Woran liegt es, dass Professoren so lange brauchen? Offiziell will sich dazu niemand äußern. Anonym rechtfertigt sich ein Physikdozent: "Die Arbeitsbelastung ist zu hoch. Zeitweise stapeln sich die Arbeiten auf dem Schreibtisch." In der Tat dürfte das Korrekturaufkommen in den letzten Jahren gestiegen sein: Die Studentenzahlen haben zugenommen, deutschlandweit um fast 30 Prozent in fünf Jahren. Beim Lehrpersonal wurde längst nicht so stark aufgestockt. In der Folge hat sich die Betreuungsquote verschlechtert.







Ich glaube, es ist eine ziemliche Seltenheit, dass Uni-Professoren Klausuren korrigieren. Das übernehmen in der Regel die Assistenten.
Dazu mal zwei Fakten aus der Praxis:
1. ist es zumeist kein Problem, sich nach der Abgabe der Bachelor-/Masterarbeit eine Bescheinigung ausstellen zu lassen, dass diese bestanden wurde. Um einen Eindruck zu bekommen, ob die Arbeit mindestens 4.0 ist, reicht ein kurzer Blick hinein. Es ist daher an den mir bekannten Universitäten Standard, dass eine solche Bescheinigung kurzfristig ausgegeben wird. Mir ist zumindest auch ein Fall bekannt, dass diese beim Bafög-Amt akzeptiert wurde. Ich selbst habe mich auch damit beworben.
2. sollte man die Korrekturzeit realistisch betrachten.
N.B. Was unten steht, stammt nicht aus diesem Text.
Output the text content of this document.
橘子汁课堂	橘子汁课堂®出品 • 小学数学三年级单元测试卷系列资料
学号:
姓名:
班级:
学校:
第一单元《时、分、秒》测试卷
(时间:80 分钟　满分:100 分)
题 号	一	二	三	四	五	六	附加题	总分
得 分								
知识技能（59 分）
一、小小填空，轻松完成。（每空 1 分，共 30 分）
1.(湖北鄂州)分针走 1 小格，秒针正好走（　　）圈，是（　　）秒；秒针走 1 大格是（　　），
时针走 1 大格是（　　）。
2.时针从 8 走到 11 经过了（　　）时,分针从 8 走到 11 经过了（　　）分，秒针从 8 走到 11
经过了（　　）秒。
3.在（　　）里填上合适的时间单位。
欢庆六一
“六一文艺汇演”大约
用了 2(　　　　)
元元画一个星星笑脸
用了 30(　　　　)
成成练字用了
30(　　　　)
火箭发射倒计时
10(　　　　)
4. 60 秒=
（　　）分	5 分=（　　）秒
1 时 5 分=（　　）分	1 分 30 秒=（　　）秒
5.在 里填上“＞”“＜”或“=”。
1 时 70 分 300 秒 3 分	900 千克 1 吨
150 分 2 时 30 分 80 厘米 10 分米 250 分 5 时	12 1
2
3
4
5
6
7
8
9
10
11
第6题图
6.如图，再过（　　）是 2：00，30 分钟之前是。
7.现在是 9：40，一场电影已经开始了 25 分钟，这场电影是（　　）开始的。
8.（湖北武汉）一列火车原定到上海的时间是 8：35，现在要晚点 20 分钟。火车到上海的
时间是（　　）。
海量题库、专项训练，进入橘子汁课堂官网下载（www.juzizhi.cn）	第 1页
Ein Student arbeitet mindestens 6 Monate Vollzeit an seiner Masterarbeit, produziert dabei ca. 80 Seiten Text. Ein solches Werk liest sich leider nicht wie ein Roman in 2-3 Stunden runter.
Für die Arbeiten, die ich beurteilt habe, habe ich etwa drei ganze Tage gebraucht, inkl. Überprüfung der Quellen, Plagiatsuche und das Schreiben des Gutachtens. Selbst wenn man davon ausgeht, dass nur eine Arbeit pro Monat zu korrigieren ist, ist das doch eine recht große Arbeitsbelastung, die man besonders im Semester nicht mal so eben irgendwo abknapsen kann. Daher: bitte auch Verständnis für die Lehrenden. Das sind nicht automatisch "faule Säcke", wenn sie nicht in zwei Monaten damit fertig sind.
... das mit dem "sich wehren" ist eine komplizierte Sache. Warum? Weil sich erstmal die Frage stellt was ist ein "normales" Arbeitspensum. Viele arbeiten in Abhängigkeit oder an ihrer Karriere und dann wird eben auch sehr viel gearbeitet. Teilweise ist auch das Arbeitspensum, was als "normal" empfungen wird sehr abhängig von der Kultur innerhalb der Fachbereiche und Institute. Und viele Mitarbeiter sind auch noch "stolz" darauf mehr zu schaffen und abzuarbeiten als ihre Vorgänger. Wenn ich zu meinem Chef sage, dass schaffe ich nicht, dann laufe ich in Gefahr meinen eigenen Ruf zu ruinieren (nicht belastbar, langsam, engagiert sich nicht, wenn alle anderen am Strang ziehen usw.). Versucht man in den Instituten nach Lösungen zu suchen, so ist eines sehr bald klar: es ist kein Geld da für neue Stellen, weniger Studenten darf man auch nicht aufnehmen. Also was bleibt, wenn man sich nicht noch mehr Arbeit aufhalsen möchte? Studenten warten zu lassen. Und das passiert doch auch jetzt: lange Wartezeiten für die Teilnahme an Seminaren, Praktika und Übungen. Den Druck also weitergeben. Übringens auch an die Verwaltung oder die Prüfungsämter. Von den Hochschulleitungen erfährt man keine Rückendeckung sondern Durchhalteparolen - die können wir alle wieder in den Weihnachtsgrüße dieser Tage lesen. Aber natürlich muss man sich wehren, um nicht unterzugehen: resistent gegenüber Kritik werden, klare Grenzen ziehen und auch der Eintritt in eine Gewerkschaft hilft!